Summer is not the usual season to transplant. Especially when it is a particularly hot summer (global warming?), on a hot afternoon.
On a recent trip to my local Farmer’s Coop, I spied a desired perennial – on sale! It was in great condition (okay, just a little root-bound), had blooms, and I had recently noticed a location in my flower garden that could use a plant just like this. Another blossom fell off on the drive home, so I immediately put it in a vase. Veronica is also an excellent cut flower, as it has been on my kitchen table for a week.
Welcome to your new home, Veronica!
Today was a sunny fall day, the ground has been thoroughly moistened by rain, but it is still firm to walk on. A perfect day for transplanting.
First off, I moved some Lambs Ear a great, drought-resistant ground cover. Next, I put some Lavender plants in to complete a row along side the driveway. In the lower right of the first photo, you can see a slim transplanted Lavender. This particular bed now has Lavender, then Lambs Ear, then Shasta Daisies, and on the outside are Irises. All of these plants are deer-resistant, thus there is no fence around them. An Oregon Grape shrub (not pictured) in the middle, is deer fenced, even though it is supposedly deer-resistant. My plan is to keep the Oregon Grape fenced until it is tall enough to withstand the deer nibbling.

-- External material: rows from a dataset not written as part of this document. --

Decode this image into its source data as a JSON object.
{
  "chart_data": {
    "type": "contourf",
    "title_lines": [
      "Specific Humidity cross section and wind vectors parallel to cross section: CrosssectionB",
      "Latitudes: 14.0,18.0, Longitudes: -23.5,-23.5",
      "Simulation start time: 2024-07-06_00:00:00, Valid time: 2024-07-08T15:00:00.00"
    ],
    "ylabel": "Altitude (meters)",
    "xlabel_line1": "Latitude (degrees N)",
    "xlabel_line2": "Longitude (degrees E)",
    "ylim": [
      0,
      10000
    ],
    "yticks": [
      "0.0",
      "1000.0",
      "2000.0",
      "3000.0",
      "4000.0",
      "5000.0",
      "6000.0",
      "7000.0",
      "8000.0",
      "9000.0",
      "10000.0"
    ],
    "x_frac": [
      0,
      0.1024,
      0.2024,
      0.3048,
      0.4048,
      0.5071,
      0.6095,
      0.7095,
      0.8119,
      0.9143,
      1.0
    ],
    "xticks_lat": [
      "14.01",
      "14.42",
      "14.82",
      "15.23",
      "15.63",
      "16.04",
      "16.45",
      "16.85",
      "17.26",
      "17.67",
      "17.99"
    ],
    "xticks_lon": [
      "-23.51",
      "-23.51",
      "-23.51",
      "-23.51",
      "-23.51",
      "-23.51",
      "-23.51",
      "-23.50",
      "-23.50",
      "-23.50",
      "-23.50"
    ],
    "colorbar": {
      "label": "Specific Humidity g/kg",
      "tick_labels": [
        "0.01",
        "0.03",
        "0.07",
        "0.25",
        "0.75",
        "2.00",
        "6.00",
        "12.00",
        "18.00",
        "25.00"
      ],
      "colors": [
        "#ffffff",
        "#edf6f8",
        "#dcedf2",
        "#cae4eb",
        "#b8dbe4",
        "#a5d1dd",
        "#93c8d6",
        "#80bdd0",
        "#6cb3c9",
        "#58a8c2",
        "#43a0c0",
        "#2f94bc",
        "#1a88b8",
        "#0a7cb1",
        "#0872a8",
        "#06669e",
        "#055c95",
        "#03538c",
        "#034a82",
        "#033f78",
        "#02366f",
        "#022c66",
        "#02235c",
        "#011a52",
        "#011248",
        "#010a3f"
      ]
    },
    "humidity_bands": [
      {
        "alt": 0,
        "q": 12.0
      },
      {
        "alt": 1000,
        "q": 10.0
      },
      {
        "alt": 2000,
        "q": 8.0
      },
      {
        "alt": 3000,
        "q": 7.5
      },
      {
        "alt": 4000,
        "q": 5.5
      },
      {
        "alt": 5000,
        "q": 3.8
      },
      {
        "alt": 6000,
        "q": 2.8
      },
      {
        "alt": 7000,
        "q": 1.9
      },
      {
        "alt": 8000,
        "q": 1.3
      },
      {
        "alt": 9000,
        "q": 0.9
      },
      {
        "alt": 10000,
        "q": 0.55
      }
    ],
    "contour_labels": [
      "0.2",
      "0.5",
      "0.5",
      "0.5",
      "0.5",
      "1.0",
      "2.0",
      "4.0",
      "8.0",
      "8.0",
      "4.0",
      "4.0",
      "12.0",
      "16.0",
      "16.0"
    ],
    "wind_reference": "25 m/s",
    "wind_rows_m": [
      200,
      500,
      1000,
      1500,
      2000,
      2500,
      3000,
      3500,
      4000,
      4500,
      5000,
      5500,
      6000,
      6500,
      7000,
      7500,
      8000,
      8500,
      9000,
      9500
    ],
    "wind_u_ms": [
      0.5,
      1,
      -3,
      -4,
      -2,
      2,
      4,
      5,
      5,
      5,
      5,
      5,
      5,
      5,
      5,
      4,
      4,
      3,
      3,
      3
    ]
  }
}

Now to the Foxglove. There was one plant within the deer fence and on irrigation. It put out an enormous amount of babies. I counted planting 76 of them. While I dug the Foxglove from within the deer fenced flower bed, I also dug up a number of Asters that had grown up in places I did not want them. Many of the rooted Aster starts are now in small pots to give away, but I cannot begin to keep up with them. The Foxglove was planted along the outside of a fenced flower bed. The second photo shows a few Foxgloves (I count eight) as they were planted. There are at least five plantings similar to this, besides other individual plantings. They should look very nice from the front deck by next summer. I am now learning to keep my flowers deadheaded to prevent an over abundance of progeny. Should I call it birth-control for perennials?
This photo shows three stages of honeysuckle flowers: the bud, full flower and spent flower. These blossoms are on a good-sized vine along a fence near my vegetable garden. Sometimes, when the breeze is just right, the scent will waft for a distance – such a beautiful aroma. I don’t think anyone could say the smell of honeysuckle is offensive. Quite the opposite is true and I think this plant can even stir olfactory memories.
Many years ago, I would admire the garden of an older woman (thank you, Leta). She dug a honeysuckle start from next to her own established plant. For all the gift plants I have killed by mis-timing their replanting in my own garden, I am very happy that this one survived.
What a surprise when I learned that honeysuckle blooms are edible. I grew up in a more temperate climate, where these splendid vines did not exist, and only discovered them as an adult. Nasturtiums move over – you are not near as tasty as honeysuckle.
Yesterday, I pruned the flowering plants back, so they are not so large or plush anymore. In my second entry in this blog, I showed a photo of this plant in January. I thought it was pretty then, as so few plants have color in the winter. I like this perennial all year long, with or without flowers. Although the flowers are profuse, they are very small. It may not be known for its flowers, as the foliage is quite unusual: first of all, it is not green, but a sort of gray-green color; it sports thin, fine ‘leaves’, that emit a strong scent when brushed against. I rather like the aroma, though some may find it too pungent and be put off by it.
The original plant was never pruned, and grew to cover a large area, about 10 feet square. After a severe, unusual winter freeze (below freezing for 4 days in a row), a lot of the mother plant died out. When I removed the dead plant material, what remained was a number of small plants. I pruned and transplanted these around the house, and nursed them back to health. Now, I notice that if I keep the mother plant pruned, it does not make more plants. It appears the baby plants come from stems that root themselves in the ground.
I’ve been moving starts of this plant to different places around the house. Thyme is such a sturdy plant that all the moves have been successful. This example has bi-color leaves of white and green, with spikey flowers in pale lavender.
If I wait too long before I prune this ground cover back, the leaves turn to a solid green. I discovered that if I prune off the dead flowers, the leaves remain the beautiful bi-color as pictured above.
It will multiply naturally where a longer branch touches the ground, or send up starts on its own. I’ve given plant starts away, and transplanted it around my house. The deer and rabbits do not seem to bother with this herb.
Tree seedlings come up in my flower beds every year. For the past few years, I have transplanted them around the land. I do have one small tree that grew from a transplant maybe 10 years ago.
Yesterday, we dug up 4 baby cedars, and brought netted tree tubes to protect them from deer and other animals the first years of life. We also found a number of other transplants from previous years, Douglas firs and cedars. Just one dead tree was found.
The daffodil bulbs fare just fine even when something is dug up around them. I have separated daffodil bulbs in the early spring, but don’t suggest it as a rule.